Oh mais je le surveille mon accès (enfin du moins les connexions à mon AP Wifi). D'ailleurs maintenant que j'ai réactivé ma fonera je vais réactiver la surveillance du trafic qui passe par la fonera.

----------

## lesourbe

 *Oupsman wrote:*   

>  *lesourbe wrote:*    *Oupsman wrote:*   Le mieux est encore de ne rien télécharger  Là vous êtes tranquille  
> 
> Ils s'en foutent avec la nouvelle loi, il te puniront pour défaut de surveillance de ton accès internet ... techniquement même pas besoin que tu DL. 
> 
> Oh mais je le surveille mon accès (enfin du moins les connexions à mon AP Wifi). D'ailleurs maintenant que j'ai réactivé ma fonera je vais réactiver la surveillance du trafic qui passe par la fonera.

 

oui, c'est ce que tu dis, mais es tu capable de le prouver ? et est-ce que tu empêches effectivement (par les moyens patentés qui te seront proposés, mais à ta charge) le téléchargement de contenu copyrighté ?

----------

## Oupsman

 *lesourbe wrote:*   

>  *Oupsman wrote:*    *lesourbe wrote:*    *Oupsman wrote:*   Le mieux est encore de ne rien télécharger  Là vous êtes tranquille  
> 
> Ils s'en foutent avec la nouvelle loi, il te puniront pour défaut de surveillance de ton accès internet ... techniquement même pas besoin que tu DL. 
> 
> Oh mais je le surveille mon accès (enfin du moins les connexions à mon AP Wifi). D'ailleurs maintenant que j'ai réactivé ma fonera je vais réactiver la surveillance du trafic qui passe par la fonera. 
> ...

 

Je réfléchis à la mise en place d'un filtre intelligent sur mon routeur Netgear.

----------

## polytan

 *Oupsman wrote:*   

> Oh mais je le surveille mon accès (enfin du moins les connexions à mon AP Wifi). D'ailleurs maintenant que j'ai réactivé ma fonera je vais réactiver la surveillance du trafic qui passe par la fonera.

 

C'est pas ton problème si quelqu'un télécharge quelque chose depuis ton point d'accès, c'est celui qui le fait. Quand quelqu'un se connecte à ma fonera, ca passe par le réseau fonera et il est reconnu en tant que tel. 

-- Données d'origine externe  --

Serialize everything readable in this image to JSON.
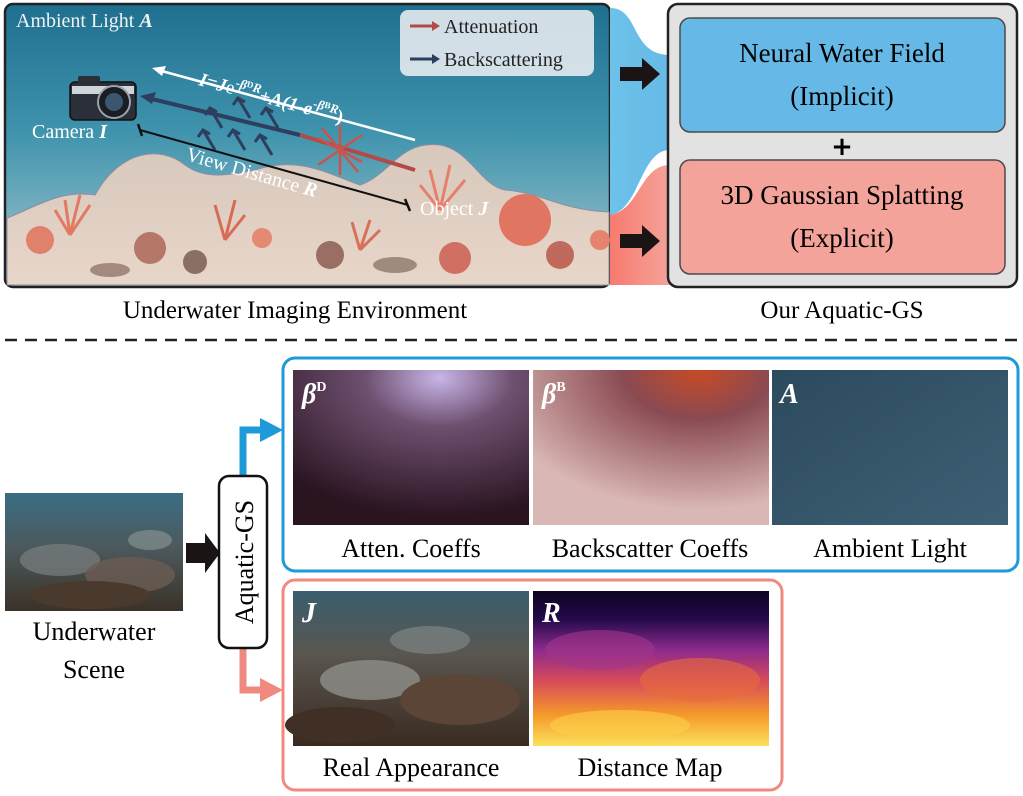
{
  "top": {
    "panel_caption": "Underwater Imaging Environment",
    "ambient_label": "Ambient Light",
    "ambient_symbol": "A",
    "camera_label": "Camera",
    "camera_symbol": "I",
    "object_label": "Object",
    "object_symbol": "J",
    "view_distance_label": "View Distance",
    "view_distance_symbol": "R",
    "equation": {
      "lhs": "I=J",
      "e1": "e",
      "exp1": "-β",
      "exp1_sup": "D",
      "exp1_r": "R",
      "plus": "+A(1-e",
      "exp2": "-β",
      "exp2_sup": "B",
      "exp2_r": "R",
      "close": ")"
    },
    "legend": {
      "attenuation": "Attenuation",
      "backscattering": "Backscattering",
      "attenuation_color": "#b24a45",
      "backscattering_color": "#2d3e5e"
    },
    "method": {
      "caption": "Our Aquatic-GS",
      "implicit_line1": "Neural Water Field",
      "implicit_line2": "(Implicit)",
      "plus": "+",
      "explicit_line1": "3D Gaussian Splatting",
      "explicit_line2": "(Explicit)",
      "implicit_color": "#66b9e6",
      "explicit_color": "#f4a39a"
    }
  },
  "bottom": {
    "input_label_line1": "Underwater",
    "input_label_line2": "Scene",
    "model_label": "Aquatic-GS",
    "water_outputs": [
      {
        "symbol": "β",
        "sup": "D",
        "caption": "Atten. Coeffs"
      },
      {
        "symbol": "β",
        "sup": "B",
        "caption": "Backscatter Coeffs"
      },
      {
        "symbol": "A",
        "sup": "",
        "caption": "Ambient Light"
      }
    ],
    "object_outputs": [
      {
        "symbol": "J",
        "caption": "Real Appearance"
      },
      {
        "symbol": "R",
        "caption": "Distance Map"
      }
    ],
    "water_color": "#1e9ad8",
    "object_color": "#f08a80"
  }
}
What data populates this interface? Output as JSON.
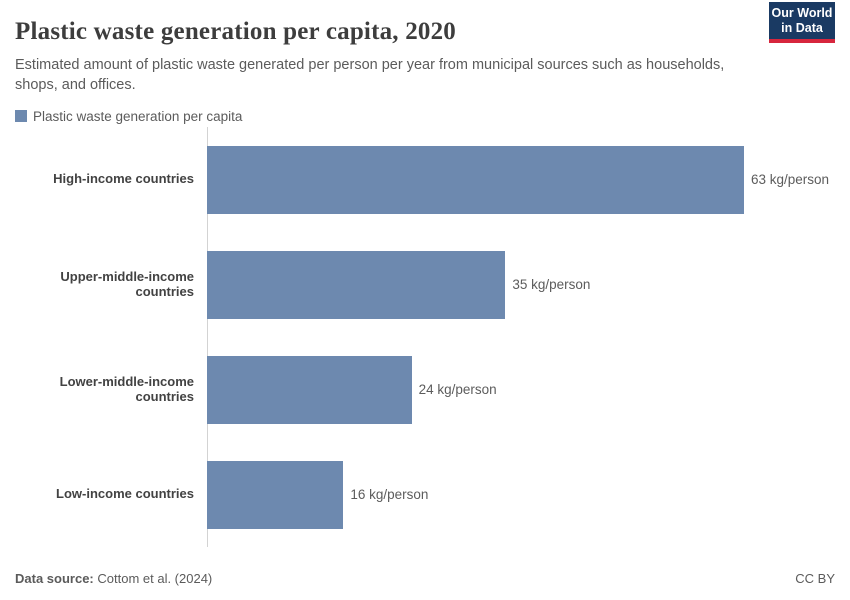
{
  "header": {
    "title": "Plastic waste generation per capita, 2020",
    "subtitle": "Estimated amount of plastic waste generated per person per year from municipal sources such as households, shops, and offices.",
    "logo": {
      "line1": "Our World",
      "line2": "in Data"
    }
  },
  "legend": {
    "label": "Plastic waste generation per capita"
  },
  "chart_data": {
    "type": "bar",
    "orientation": "horizontal",
    "title": "Plastic waste generation per capita, 2020",
    "series_name": "Plastic waste generation per capita",
    "categories": [
      "High-income countries",
      "Upper-middle-income countries",
      "Lower-middle-income countries",
      "Low-income countries"
    ],
    "values": [
      63,
      35,
      24,
      16
    ],
    "value_labels": [
      "63 kg/person",
      "35 kg/person",
      "24 kg/person",
      "16 kg/person"
    ],
    "unit": "kg/person",
    "xlim": [
      0,
      63
    ],
    "grid": false,
    "legend_position": "top-left",
    "bar_color": "#6d89af"
  },
  "footer": {
    "source_label": "Data source:",
    "source_value": "Cottom et al. (2024)",
    "license": "CC BY"
  },
  "colors": {
    "bar": "#6d89af",
    "title": "#3d3d3d",
    "subtitle": "#5b5b5b",
    "axis": "#d3d3d3",
    "logo_bg": "#1a3a63",
    "logo_accent": "#d7263d"
  }
}
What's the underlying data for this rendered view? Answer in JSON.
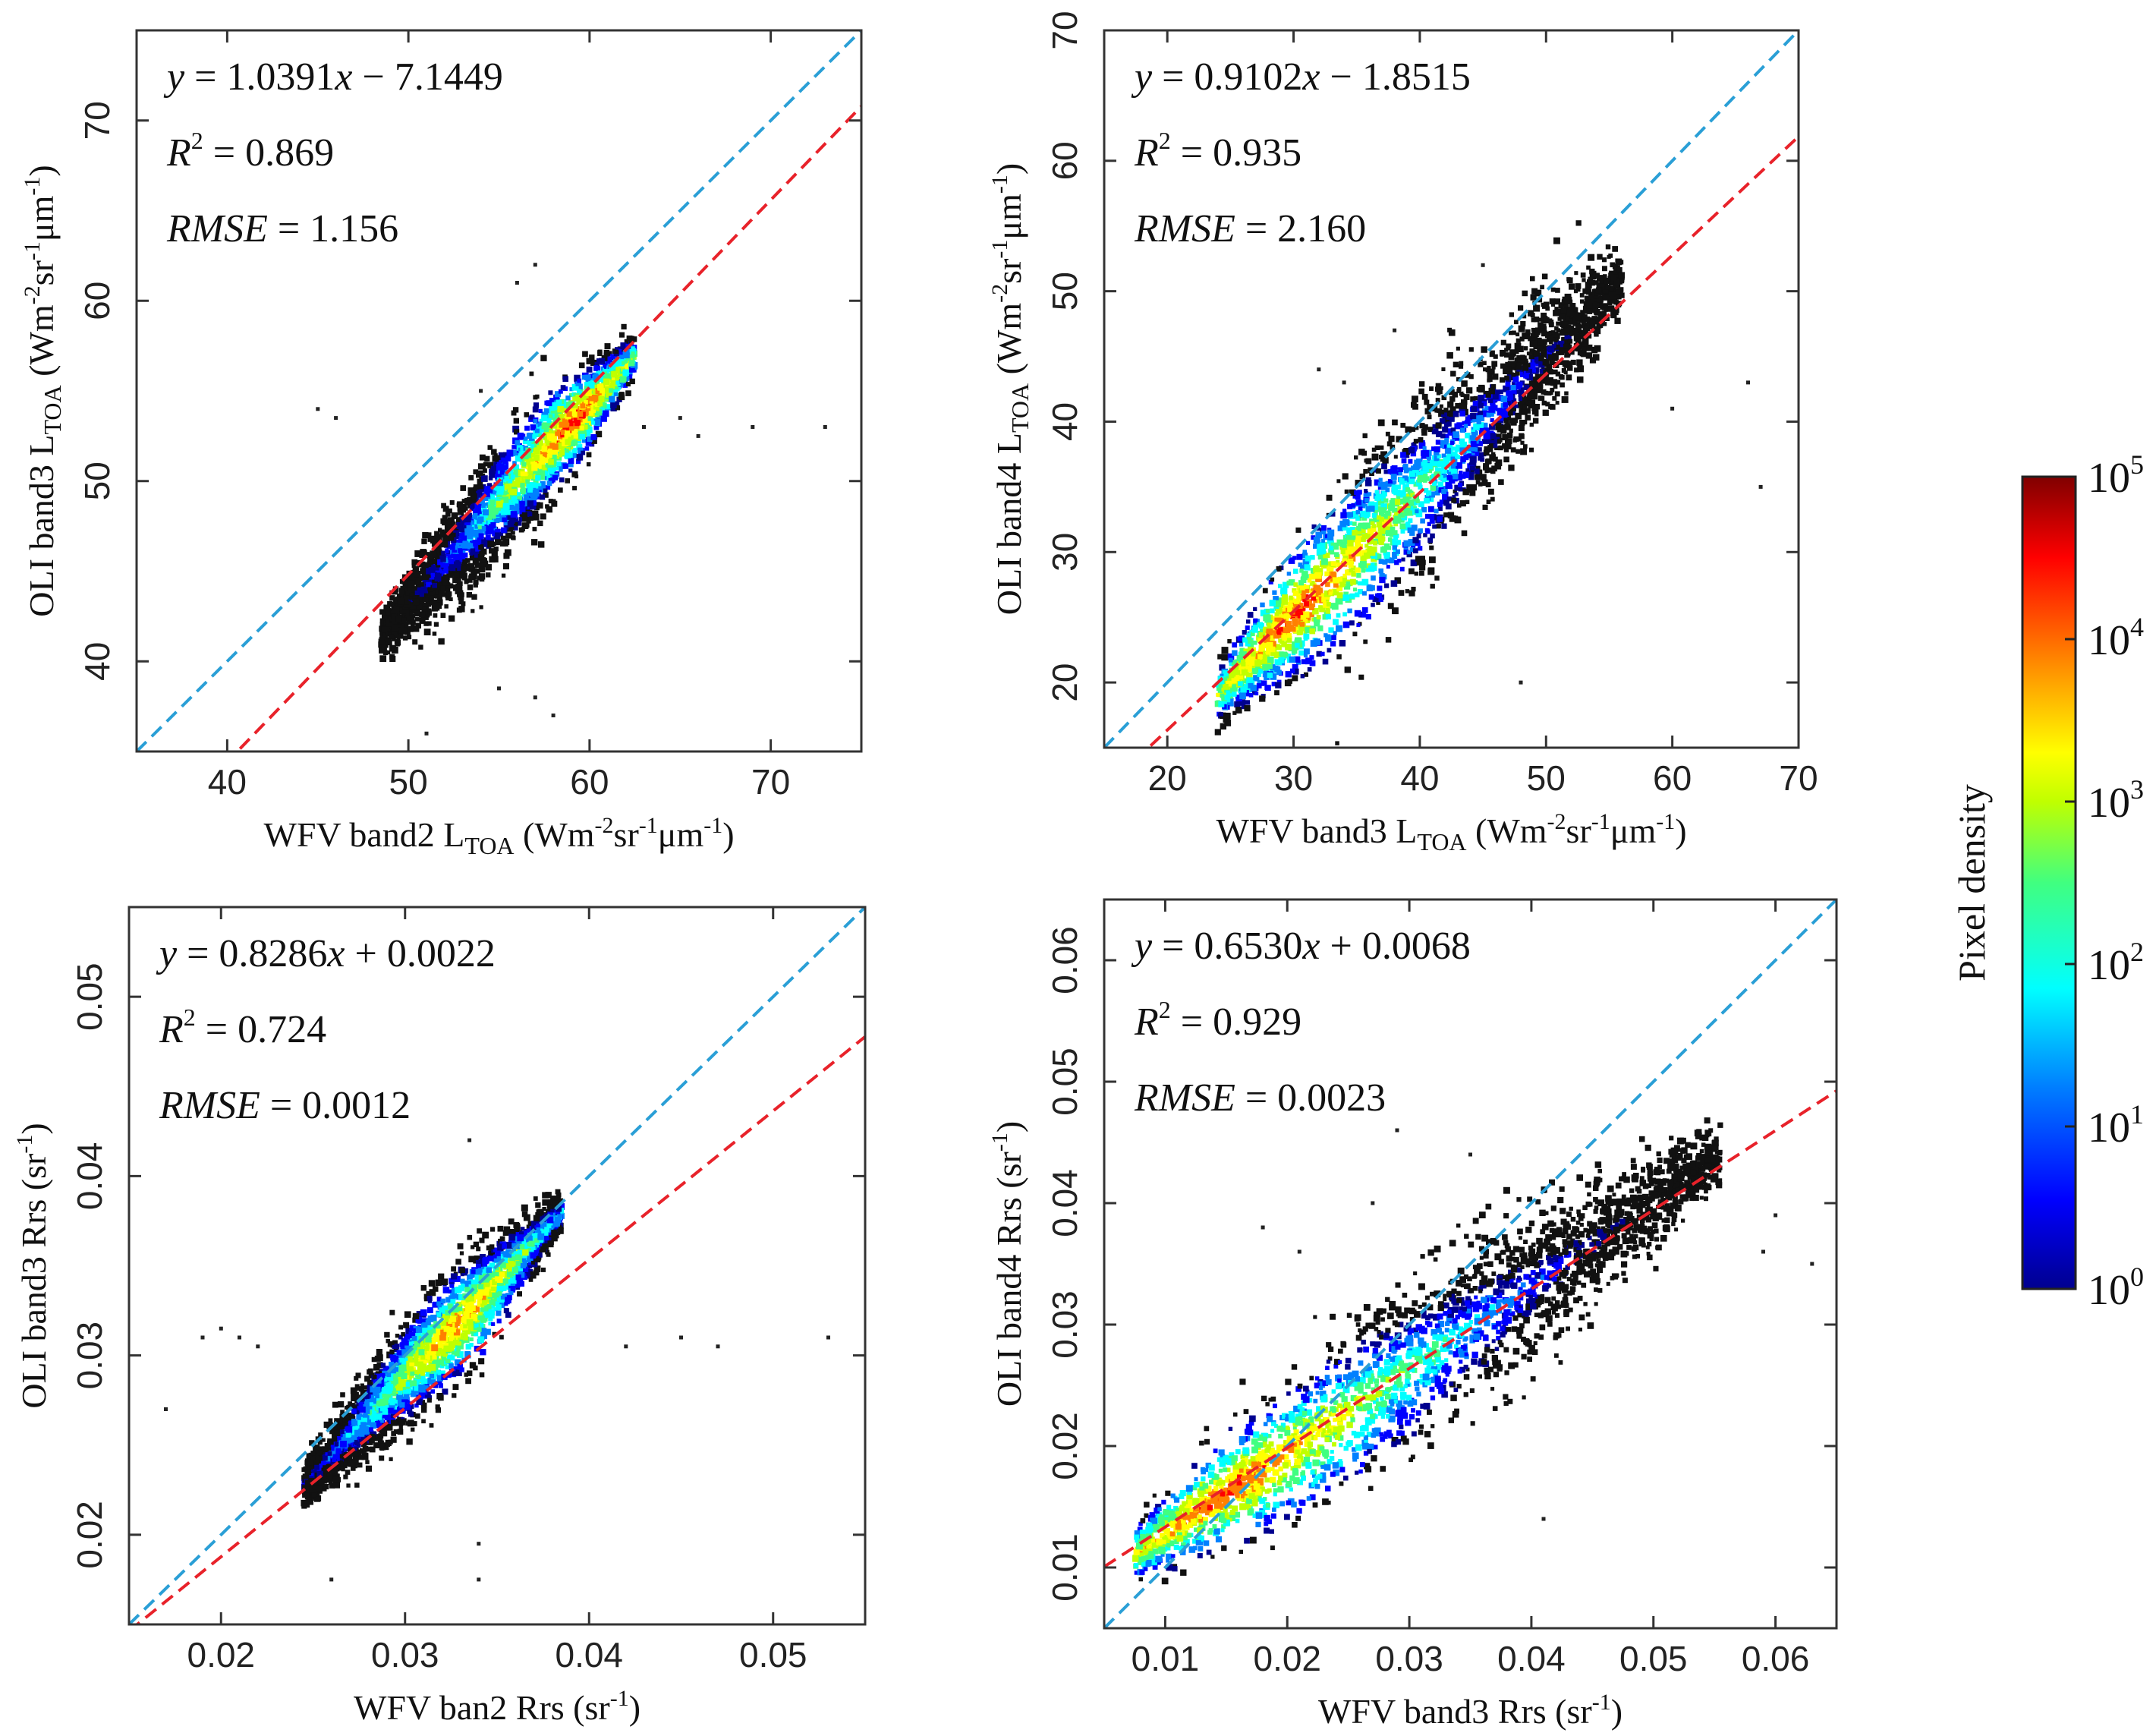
{
  "colors": {
    "one_to_one_line": "#2a9fd6",
    "fit_line": "#e8222a",
    "frame": "#333333",
    "density_ramp": [
      "#00008f",
      "#0000ff",
      "#0080ff",
      "#00ffff",
      "#40ff80",
      "#c0ff00",
      "#ffff00",
      "#ff8000",
      "#ff0000",
      "#800000"
    ]
  },
  "colorbar": {
    "title": "Pixel density",
    "tick_labels": [
      {
        "base": "10",
        "exp": "0"
      },
      {
        "base": "10",
        "exp": "1"
      },
      {
        "base": "10",
        "exp": "2"
      },
      {
        "base": "10",
        "exp": "3"
      },
      {
        "base": "10",
        "exp": "4"
      },
      {
        "base": "10",
        "exp": "5"
      }
    ]
  },
  "chart_data": [
    {
      "type": "scatter",
      "panel": "top-left",
      "title": "",
      "xlabel": {
        "main": "WFV band2 L",
        "sub": "TOA",
        "unit_pre": " (Wm",
        "unit_exp1": "-2",
        "unit_mid": "sr",
        "unit_exp2": "-1",
        "unit_mid2": "μm",
        "unit_exp3": "-1",
        "unit_post": ")"
      },
      "ylabel": {
        "main": "OLI band3 L",
        "sub": "TOA",
        "unit_pre": " (Wm",
        "unit_exp1": "-2",
        "unit_mid": "sr",
        "unit_exp2": "-1",
        "unit_mid2": "μm",
        "unit_exp3": "-1",
        "unit_post": ")"
      },
      "xlim": [
        35,
        75
      ],
      "ylim": [
        35,
        75
      ],
      "xticks": [
        40,
        50,
        60,
        70
      ],
      "yticks": [
        40,
        50,
        60,
        70
      ],
      "xtick_labels": [
        "40",
        "50",
        "60",
        "70"
      ],
      "ytick_labels": [
        "40",
        "50",
        "60",
        "70"
      ],
      "equation": {
        "lhs": "y",
        "rhs": " = 1.0391",
        "x": "x",
        "tail": " − 7.1449"
      },
      "r2": {
        "r": "R",
        "exp": "2",
        "value": " = 0.869"
      },
      "rmse": {
        "name": "RMSE",
        "value": " = 1.156"
      },
      "fit": {
        "slope": 1.0391,
        "intercept": -7.1449
      },
      "one_to_one": {
        "slope": 1,
        "intercept": 0
      },
      "density_cloud": {
        "x_range": [
          48.5,
          62.5
        ],
        "y_range": [
          41.5,
          57
        ],
        "peak": [
          59,
          53.5
        ]
      },
      "outliers": [
        [
          45,
          54
        ],
        [
          46,
          53.5
        ],
        [
          63,
          53
        ],
        [
          65,
          53.5
        ],
        [
          66,
          52.5
        ],
        [
          69,
          53
        ],
        [
          73,
          53
        ],
        [
          56,
          61
        ],
        [
          57,
          62
        ],
        [
          54,
          55
        ],
        [
          55,
          38.5
        ],
        [
          57,
          38
        ],
        [
          58,
          37
        ],
        [
          51,
          36
        ]
      ]
    },
    {
      "type": "scatter",
      "panel": "top-right",
      "title": "",
      "xlabel": {
        "main": "WFV band3 L",
        "sub": "TOA",
        "unit_pre": " (Wm",
        "unit_exp1": "-2",
        "unit_mid": "sr",
        "unit_exp2": "-1",
        "unit_mid2": "μm",
        "unit_exp3": "-1",
        "unit_post": ")"
      },
      "ylabel": {
        "main": "OLI band4 L",
        "sub": "TOA",
        "unit_pre": " (Wm",
        "unit_exp1": "-2",
        "unit_mid": "sr",
        "unit_exp2": "-1",
        "unit_mid2": "μm",
        "unit_exp3": "-1",
        "unit_post": ")"
      },
      "xlim": [
        15,
        70
      ],
      "ylim": [
        15,
        70
      ],
      "xticks": [
        20,
        30,
        40,
        50,
        60,
        70
      ],
      "yticks": [
        20,
        30,
        40,
        50,
        60,
        70
      ],
      "xtick_labels": [
        "20",
        "30",
        "40",
        "50",
        "60",
        "70"
      ],
      "ytick_labels": [
        "20",
        "30",
        "40",
        "50",
        "60",
        "70"
      ],
      "equation": {
        "lhs": "y",
        "rhs": " = 0.9102",
        "x": "x",
        "tail": " − 1.8515"
      },
      "r2": {
        "r": "R",
        "exp": "2",
        "value": " = 0.935"
      },
      "rmse": {
        "name": "RMSE",
        "value": " = 2.160"
      },
      "fit": {
        "slope": 0.9102,
        "intercept": -1.8515
      },
      "one_to_one": {
        "slope": 1,
        "intercept": 0
      },
      "density_cloud": {
        "x_range": [
          24,
          56
        ],
        "y_range": [
          19,
          51
        ],
        "peak": [
          30,
          26
        ]
      },
      "outliers": [
        [
          32,
          44
        ],
        [
          34,
          43
        ],
        [
          38,
          47
        ],
        [
          45,
          52
        ],
        [
          60,
          41
        ],
        [
          66,
          43
        ],
        [
          67,
          35
        ],
        [
          48,
          20
        ]
      ]
    },
    {
      "type": "scatter",
      "panel": "bottom-left",
      "title": "",
      "xlabel": {
        "main": "WFV ban2 Rrs",
        "sub": "",
        "unit_pre": " (sr",
        "unit_exp1": "-1",
        "unit_mid": "",
        "unit_exp2": "",
        "unit_mid2": "",
        "unit_exp3": "",
        "unit_post": ")"
      },
      "ylabel": {
        "main": "OLI band3 Rrs",
        "sub": "",
        "unit_pre": " (sr",
        "unit_exp1": "-1",
        "unit_mid": "",
        "unit_exp2": "",
        "unit_mid2": "",
        "unit_exp3": "",
        "unit_post": ")"
      },
      "xlim": [
        0.015,
        0.055
      ],
      "ylim": [
        0.015,
        0.055
      ],
      "xticks": [
        0.02,
        0.03,
        0.04,
        0.05
      ],
      "yticks": [
        0.02,
        0.03,
        0.04,
        0.05
      ],
      "xtick_labels": [
        "0.02",
        "0.03",
        "0.04",
        "0.05"
      ],
      "ytick_labels": [
        "0.02",
        "0.03",
        "0.04",
        "0.05"
      ],
      "equation": {
        "lhs": "y",
        "rhs": " = 0.8286",
        "x": "x",
        "tail": " + 0.0022"
      },
      "r2": {
        "r": "R",
        "exp": "2",
        "value": " = 0.724"
      },
      "rmse": {
        "name": "RMSE",
        "value": " = 0.0012"
      },
      "fit": {
        "slope": 0.8286,
        "intercept": 0.0022
      },
      "one_to_one": {
        "slope": 1,
        "intercept": 0
      },
      "density_cloud": {
        "x_range": [
          0.0245,
          0.0385
        ],
        "y_range": [
          0.0228,
          0.038
        ],
        "peak": [
          0.034,
          0.0305
        ]
      },
      "outliers": [
        [
          0.019,
          0.031
        ],
        [
          0.02,
          0.0315
        ],
        [
          0.021,
          0.031
        ],
        [
          0.022,
          0.0305
        ],
        [
          0.042,
          0.0305
        ],
        [
          0.045,
          0.031
        ],
        [
          0.047,
          0.0305
        ],
        [
          0.053,
          0.031
        ],
        [
          0.0335,
          0.042
        ],
        [
          0.034,
          0.0175
        ],
        [
          0.026,
          0.0175
        ],
        [
          0.034,
          0.0195
        ],
        [
          0.017,
          0.027
        ]
      ]
    },
    {
      "type": "scatter",
      "panel": "bottom-right",
      "title": "",
      "xlabel": {
        "main": "WFV band3 Rrs",
        "sub": "",
        "unit_pre": " (sr",
        "unit_exp1": "-1",
        "unit_mid": "",
        "unit_exp2": "",
        "unit_mid2": "",
        "unit_exp3": "",
        "unit_post": ")"
      },
      "ylabel": {
        "main": "OLI band4 Rrs",
        "sub": "",
        "unit_pre": " (sr",
        "unit_exp1": "-1",
        "unit_mid": "",
        "unit_exp2": "",
        "unit_mid2": "",
        "unit_exp3": "",
        "unit_post": ")"
      },
      "xlim": [
        0.005,
        0.065
      ],
      "ylim": [
        0.005,
        0.065
      ],
      "xticks": [
        0.01,
        0.02,
        0.03,
        0.04,
        0.05,
        0.06
      ],
      "yticks": [
        0.01,
        0.02,
        0.03,
        0.04,
        0.05,
        0.06
      ],
      "xtick_labels": [
        "0.01",
        "0.02",
        "0.03",
        "0.04",
        "0.05",
        "0.06"
      ],
      "ytick_labels": [
        "0.01",
        "0.02",
        "0.03",
        "0.04",
        "0.05",
        "0.06"
      ],
      "equation": {
        "lhs": "y",
        "rhs": " = 0.6530",
        "x": "x",
        "tail": " + 0.0068"
      },
      "r2": {
        "r": "R",
        "exp": "2",
        "value": " = 0.929"
      },
      "rmse": {
        "name": "RMSE",
        "value": " = 0.0023"
      },
      "fit": {
        "slope": 0.653,
        "intercept": 0.0068
      },
      "one_to_one": {
        "slope": 1,
        "intercept": 0
      },
      "density_cloud": {
        "x_range": [
          0.0075,
          0.0555
        ],
        "y_range": [
          0.011,
          0.044
        ],
        "peak": [
          0.016,
          0.016
        ]
      },
      "outliers": [
        [
          0.018,
          0.038
        ],
        [
          0.021,
          0.036
        ],
        [
          0.027,
          0.04
        ],
        [
          0.029,
          0.046
        ],
        [
          0.035,
          0.044
        ],
        [
          0.059,
          0.036
        ],
        [
          0.06,
          0.039
        ],
        [
          0.063,
          0.035
        ],
        [
          0.041,
          0.014
        ]
      ]
    }
  ]
}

Et heureusement, imaginons que la-dite personne aille sur des sites pédophiles ou autres... (ce qui est, à mon sens, infiniment plus grave que charger un morceau de musique)

Polytan

----------

## lesourbe

 *polytan wrote:*   

>  *Oupsman wrote:*   Oh mais je le surveille mon accès (enfin du moins les connexions à mon AP Wifi). D'ailleurs maintenant que j'ai réactivé ma fonera je vais réactiver la surveillance du trafic qui passe par la fonera. 
> 
> C'est pas ton problème si quelqu'un télécharge quelque chose depuis ton point d'accès, c'est celui qui le fait. Quand quelqu'un se connecte à ma fonera, ca passe par le réseau fonera et il est reconnu en tant que tel. 
> 
> Et heureusement, imaginons que la-dite personne aille sur des sites pédophiles ou autres... (ce qui est, à mon sens, infiniment plus grave que charger un morceau de musique)
> ...

 

toi, clairement, tu as pas lu le projet de loi.

désolé de briser tes illusions, mais c'est bien le propriétaire de l'accès et non celui qui commet l'illicite qui risque les sanctions administratives !

----------

## Oupsman

 *lesourbe wrote:*   

>  *polytan wrote:*    *Oupsman wrote:*   Oh mais je le surveille mon accès (enfin du moins les connexions à mon AP Wifi). D'ailleurs maintenant que j'ai réactivé ma fonera je vais réactiver la surveillance du trafic qui passe par la fonera. 
> 
> C'est pas ton problème si quelqu'un télécharge quelque chose depuis ton point d'accès, c'est celui qui le fait. Quand quelqu'un se connecte à ma fonera, ca passe par le réseau fonera et il est reconnu en tant que tel. 
> 
> Et heureusement, imaginons que la-dite personne aille sur des sites pédophiles ou autres... (ce qui est, à mon sens, infiniment plus grave que charger un morceau de musique)
> ...

 

J'ai pas lu le projet de loi, mais c'est aussi ce que j'avais entendu dire. Y'a de fortes chances que seuls les flux HTTP et HTTPS soient autorisés sur ma fonera si ce projet passe. Voire que j'arrête purement et simplement de partager mon accès au net.

----------

## polytan

 *lesourbe wrote:*   

> toi, clairement, tu as pas lu le projet de loi.
> 
> désolé de briser tes illusions, mais c'est bien le propriétaire de l'accès et non celui qui commet l'illicite qui risque les sanctions administratives !

 

Fon a un status particulier qui authentifie les utilisateurs (je ne sais pas si tu as un de ces accès, mais si oui, peux-tu relire la notice dans le manuel ?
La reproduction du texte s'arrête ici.